そんなローラの頭に、はてなマークがチラつきます。「出張から疲れて帰ってきて、(ベッドで眠っていた自分に)キスし始めたの。でも私の声を聞いて止めたのよ!」。別の女と勘違いしたわけ?どういうこと!?みたいな。そういえば最近やたらと出張が多いし、新しい同僚は若くてめっちゃ美人でスタイル抜群だし、スマホのパスワードも変えられているし。これって……浮気!?動揺したローラは、離れて暮らすパパになんとなく相談します。

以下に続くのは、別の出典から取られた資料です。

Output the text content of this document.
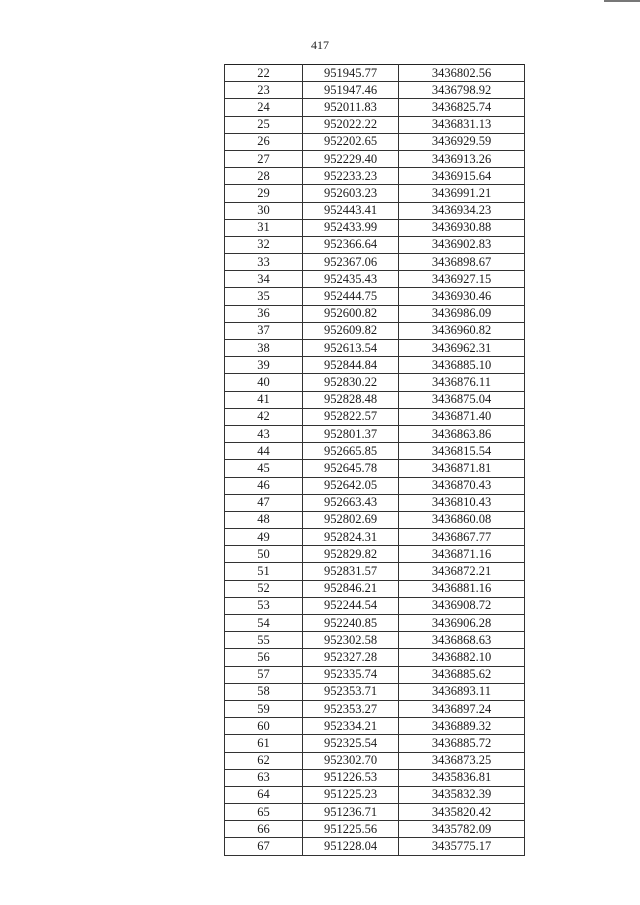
417
22	951945.77	3436802.56
23	951947.46	3436798.92
24	952011.83	3436825.74
25	952022.22	3436831.13
26	952202.65	3436929.59
27	952229.40	3436913.26
28	952233.23	3436915.64
29	952603.23	3436991.21
30	952443.41	3436934.23
31	952433.99	3436930.88
32	952366.64	3436902.83
33	952367.06	3436898.67
34	952435.43	3436927.15
35	952444.75	3436930.46
36	952600.82	3436986.09
37	952609.82	3436960.82
38	952613.54	3436962.31
39	952844.84	3436885.10
40	952830.22	3436876.11
41	952828.48	3436875.04
42	952822.57	3436871.40
43	952801.37	3436863.86
44	952665.85	3436815.54
45	952645.78	3436871.81
46	952642.05	3436870.43
47	952663.43	3436810.43
48	952802.69	3436860.08
49	952824.31	3436867.77
50	952829.82	3436871.16
51	952831.57	3436872.21
52	952846.21	3436881.16
53	952244.54	3436908.72
54	952240.85	3436906.28
55	952302.58	3436868.63
56	952327.28	3436882.10
57	952335.74	3436885.62
58	952353.71	3436893.11
59	952353.27	3436897.24
60	952334.21	3436889.32
61	952325.54	3436885.72
62	952302.70	3436873.25
63	951226.53	3435836.81
64	951225.23	3435832.39
65	951236.71	3435820.42
66	951225.56	3435782.09
67	951228.04	3435775.17
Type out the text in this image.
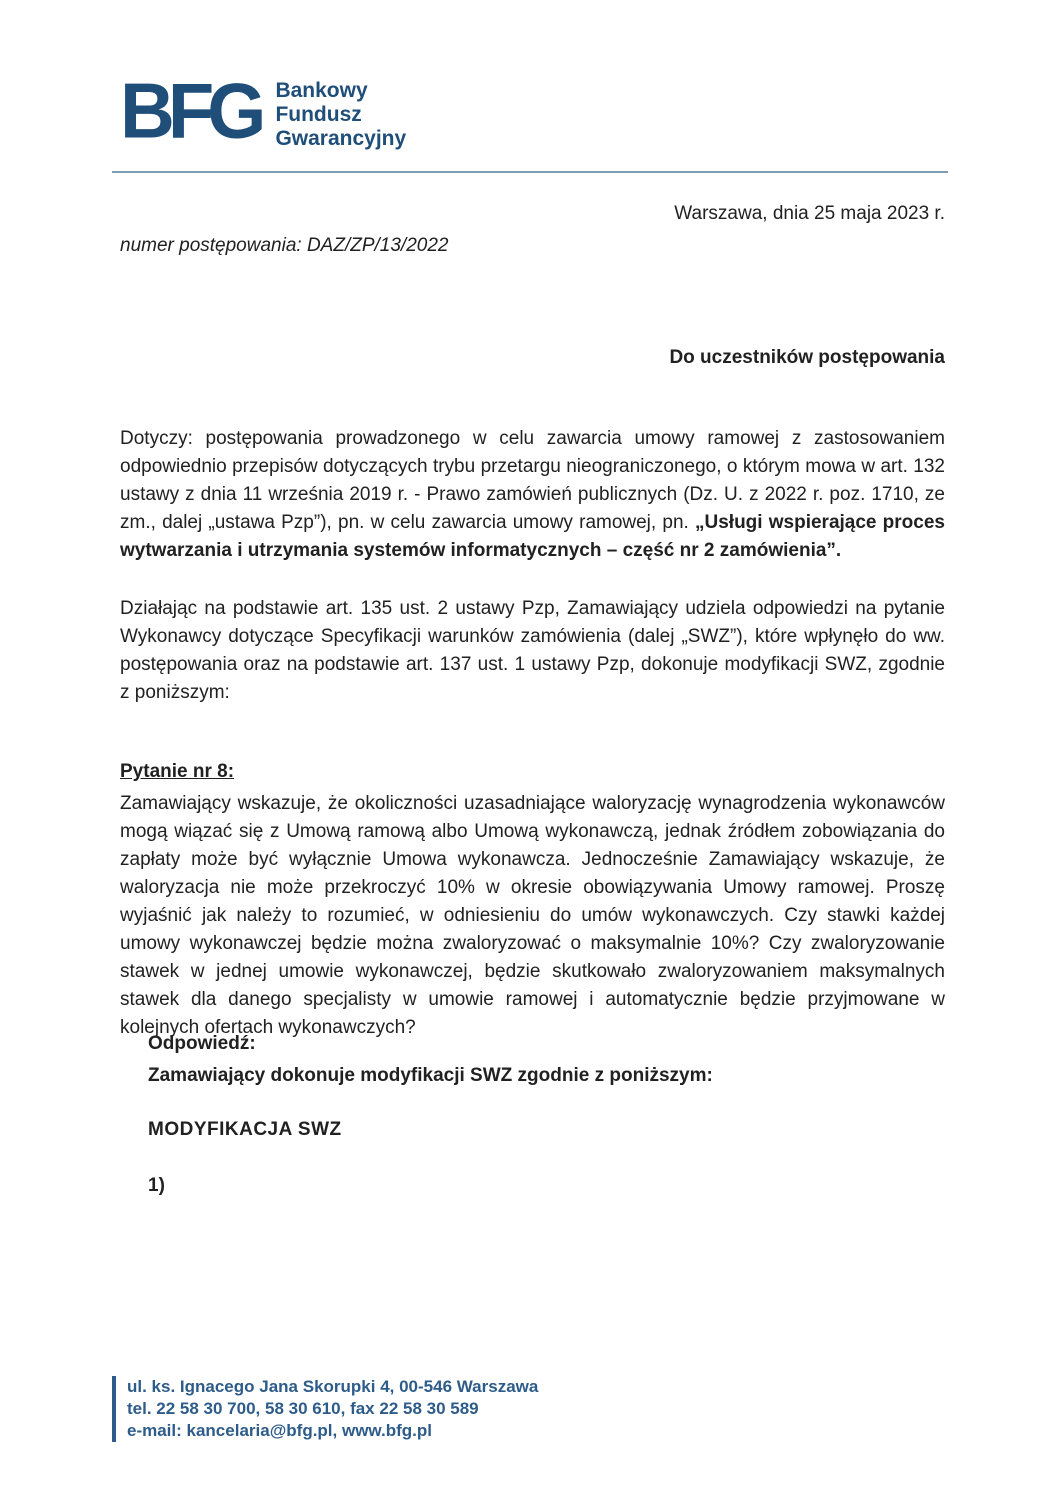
BFG Bankowy
Fundusz
Gwarancyjny
Warszawa, dnia 25 maja 2023 r.
numer postępowania: DAZ/ZP/13/2022
Do uczestników postępowania

Dotyczy: postępowania prowadzonego w celu zawarcia umowy ramowej z zastosowaniem odpowiednio przepisów dotyczących trybu przetargu nieograniczonego, o którym mowa w art. 132 ustawy z dnia 11 września 2019 r. - Prawo zamówień publicznych (Dz. U. z 2022 r. poz. 1710, ze zm., dalej „ustawa Pzp”), pn. w celu zawarcia umowy ramowej, pn. „Usługi wspierające proces wytwarzania i utrzymania systemów informatycznych – część nr 2 zamówienia”.

Działając na podstawie art. 135 ust. 2 ustawy Pzp, Zamawiający udziela odpowiedzi na pytanie Wykonawcy dotyczące Specyfikacji warunków zamówienia (dalej „SWZ”), które wpłynęło do ww. postępowania oraz na podstawie art. 137 ust. 1 ustawy Pzp, dokonuje modyfikacji SWZ, zgodnie z poniższym:

Pytanie nr 8:

Zamawiający wskazuje, że okoliczności uzasadniające waloryzację wynagrodzenia wykonawców mogą wiązać się z Umową ramową albo Umową wykonawczą, jednak źródłem zobowiązania do zapłaty może być wyłącznie Umowa wykonawcza. Jednocześnie Zamawiający wskazuje, że waloryzacja nie może przekroczyć 10% w okresie obowiązywania Umowy ramowej. Proszę wyjaśnić jak należy to rozumieć, w odniesieniu do umów wykonawczych. Czy stawki każdej umowy wykonawczej będzie można zwaloryzować o maksymalnie 10%? Czy zwaloryzowanie stawek w jednej umowie wykonawczej, będzie skutkowało zwaloryzowaniem maksymalnych stawek dla danego specjalisty w umowie ramowej i automatycznie będzie przyjmowane w kolejnych ofertach wykonawczych?

Odpowiedź:

Zamawiający dokonuje modyfikacji SWZ zgodnie z poniższym:

MODYFIKACJA SWZ

1)

ul. ks. Ignacego Jana Skorupki 4, 00-546 Warszawa
tel. 22 58 30 700, 58 30 610, fax 22 58 30 589
e-mail: kancelaria@bfg.pl, www.bfg.pl
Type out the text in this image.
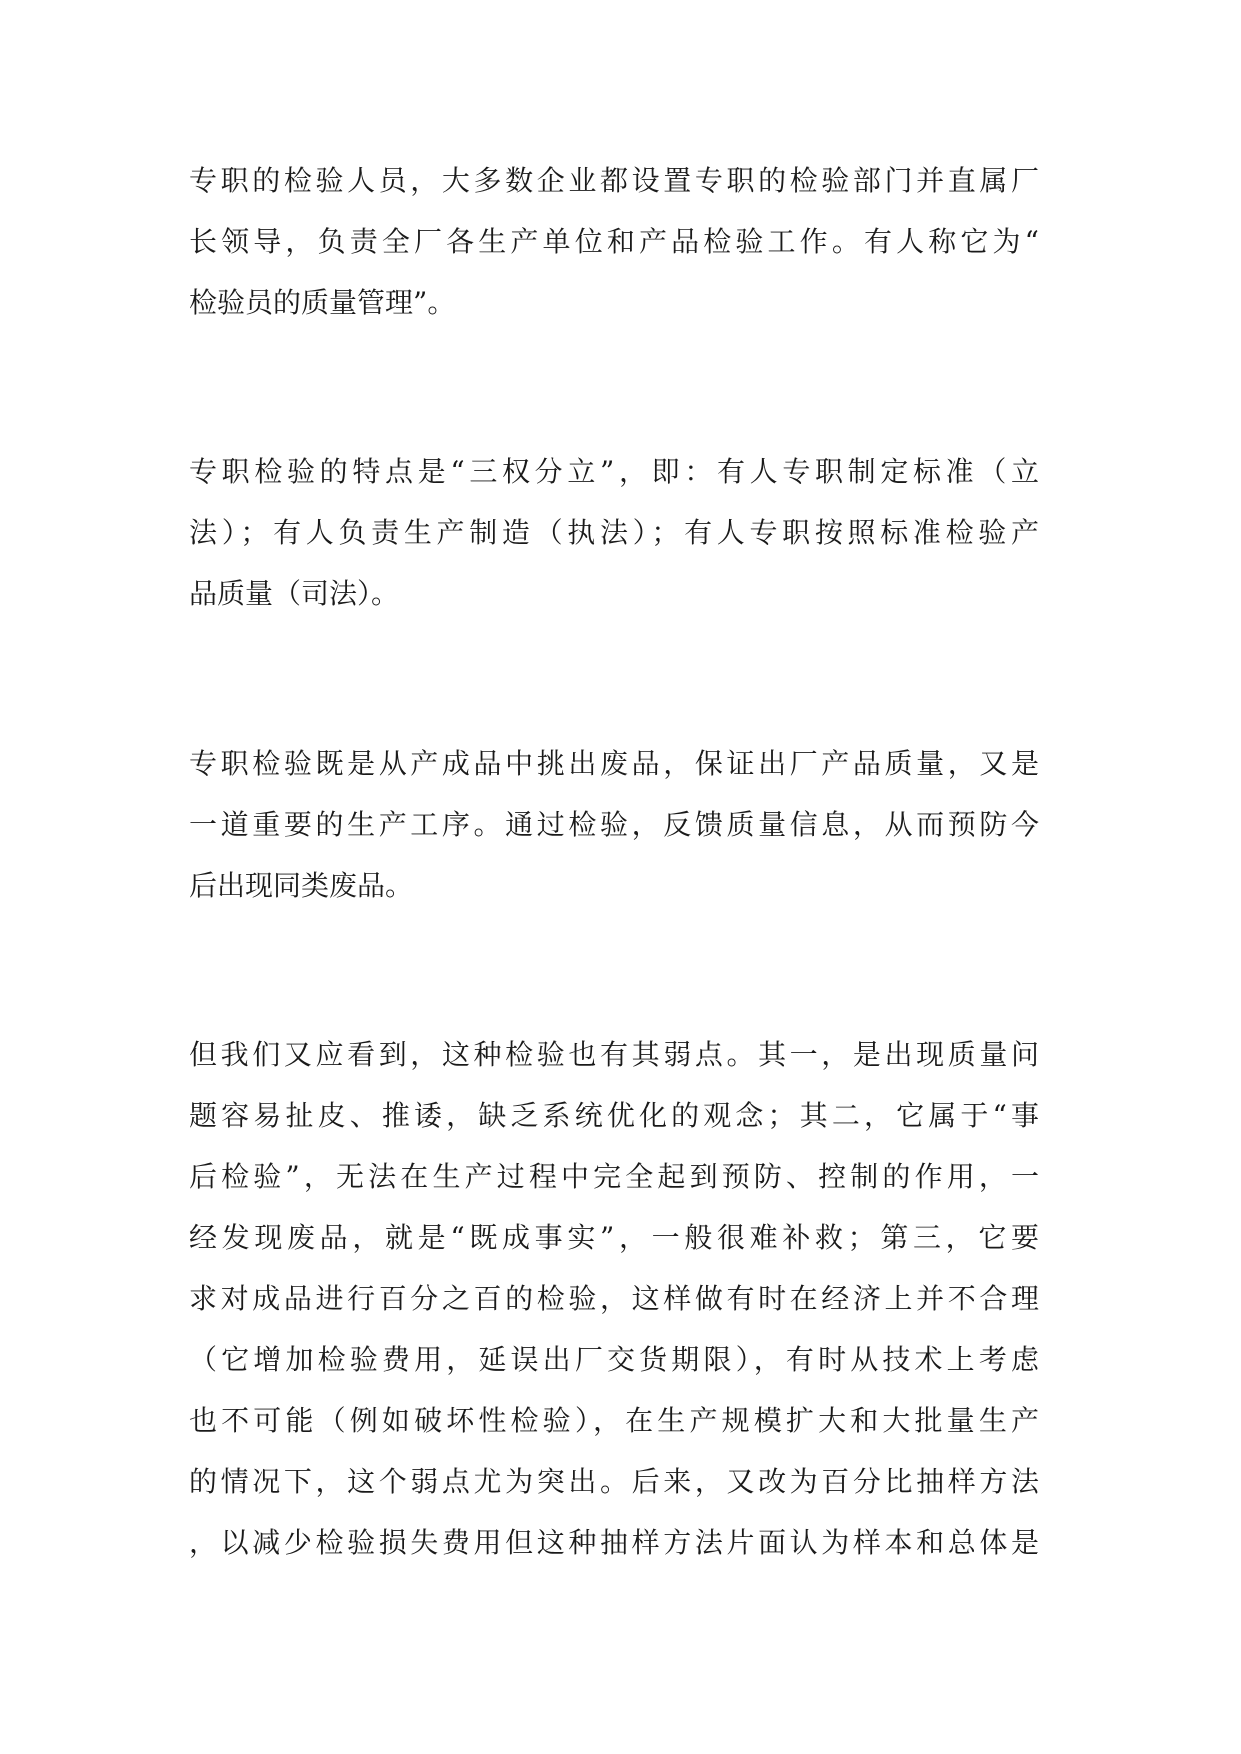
专职的检验人员，大多数企业都设置专职的检验部门并直属厂
长领导，负责全厂各生产单位和产品检验工作。有人称它为“
检验员的质量管理”。
专职检验的特点是“三权分立”，即：有人专职制定标准（立
法）；有人负责生产制造（执法）；有人专职按照标准检验产
品质量（司法）。
专职检验既是从产成品中挑出废品，保证出厂产品质量，又是
一道重要的生产工序。通过检验，反馈质量信息，从而预防今
后出现同类废品。
但我们又应看到，这种检验也有其弱点。其一，是出现质量问
题容易扯皮、推诿，缺乏系统优化的观念；其二，它属于“事
后检验”，无法在生产过程中完全起到预防、控制的作用，一
经发现废品，就是“既成事实”，一般很难补救；第三，它要
求对成品进行百分之百的检验，这样做有时在经济上并不合理
（它增加检验费用，延误出厂交货期限），有时从技术上考虑
也不可能（例如破坏性检验），在生产规模扩大和大批量生产
的情况下，这个弱点尤为突出。后来，又改为百分比抽样方法
，以减少检验损失费用但这种抽样方法片面认为样本和总体是
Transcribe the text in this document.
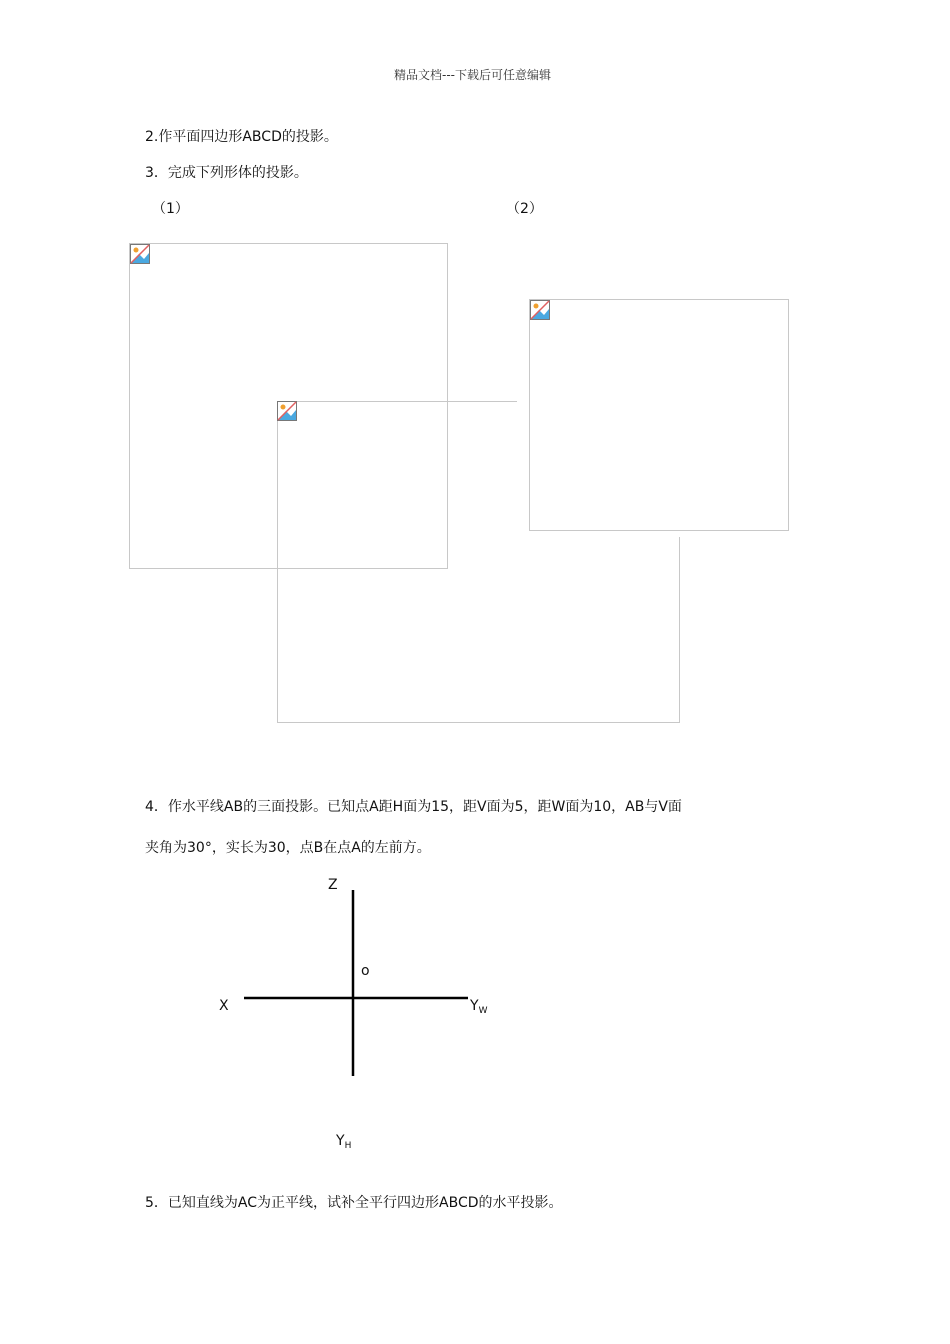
精品文档---下载后可任意编辑
2.作平面四边形ABCD的投影。
3．完成下列形体的投影。
（1）	（2）
4．作水平线AB的三面投影。已知点A距H面为15，距V面为5，距W面为10，AB与V面
夹角为30°，实长为30，点B在点A的左前方。
Z
X
o
$Y_W$
$Y_H$
5．已知直线为AC为正平线，试补全平行四边形ABCD的水平投影。
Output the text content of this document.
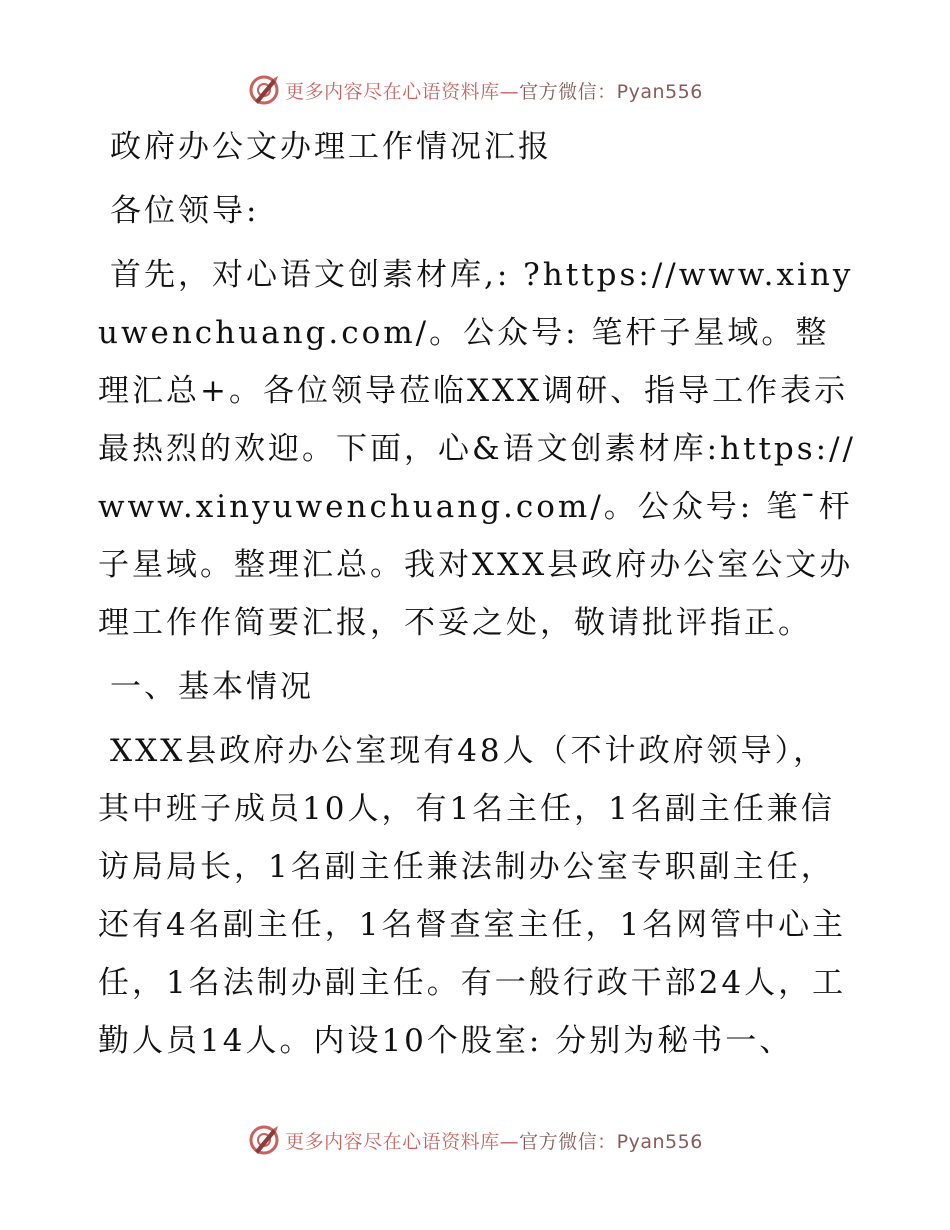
更多内容尽在心语资料库—官方微信：Pyan556

政府办公文办理工作情况汇报

各位领导:

首先，对心语文创素材库,: ?https://www.xinyuwenchuang.com/。公众号: 笔杆子星域。整理汇总+。各位领导莅临XXX调研、指导工作表示最热烈的欢迎。下面，心&语文创素材库:https://www.xinyuwenchuang.com/。公众号: 笔¯杆子星域。整理汇总。我对XXX县政府办公室公文办理工作作简要汇报，不妥之处，敬请批评指正。

一、基本情况

XXX县政府办公室现有48人（不计政府领导），其中班子成员10人，有1名主任，1名副主任兼信访局局长，1名副主任兼法制办公室专职副主任，还有4名副主任，1名督查室主任，1名网管中心主任，1名法制办副主任。有一般行政干部24人，工勤人员14人。内设10个股室: 分别为秘书一、

更多内容尽在心语资料库—官方微信：Pyan556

このパパを演じるのがビル・マーレイ。そこからが、この映画の本当の始まりです。 

ローラ(ラシダ・ジョーンズ)とディーン(マーロン・ウェイアンズ)の夫婦は、決してうまくいってないわけじゃない。シッターに子どもを預け、たまにはキチンと正装してレストランでお食事。日本でこんな夫婦がいたら、むしろ胡散臭いかも!?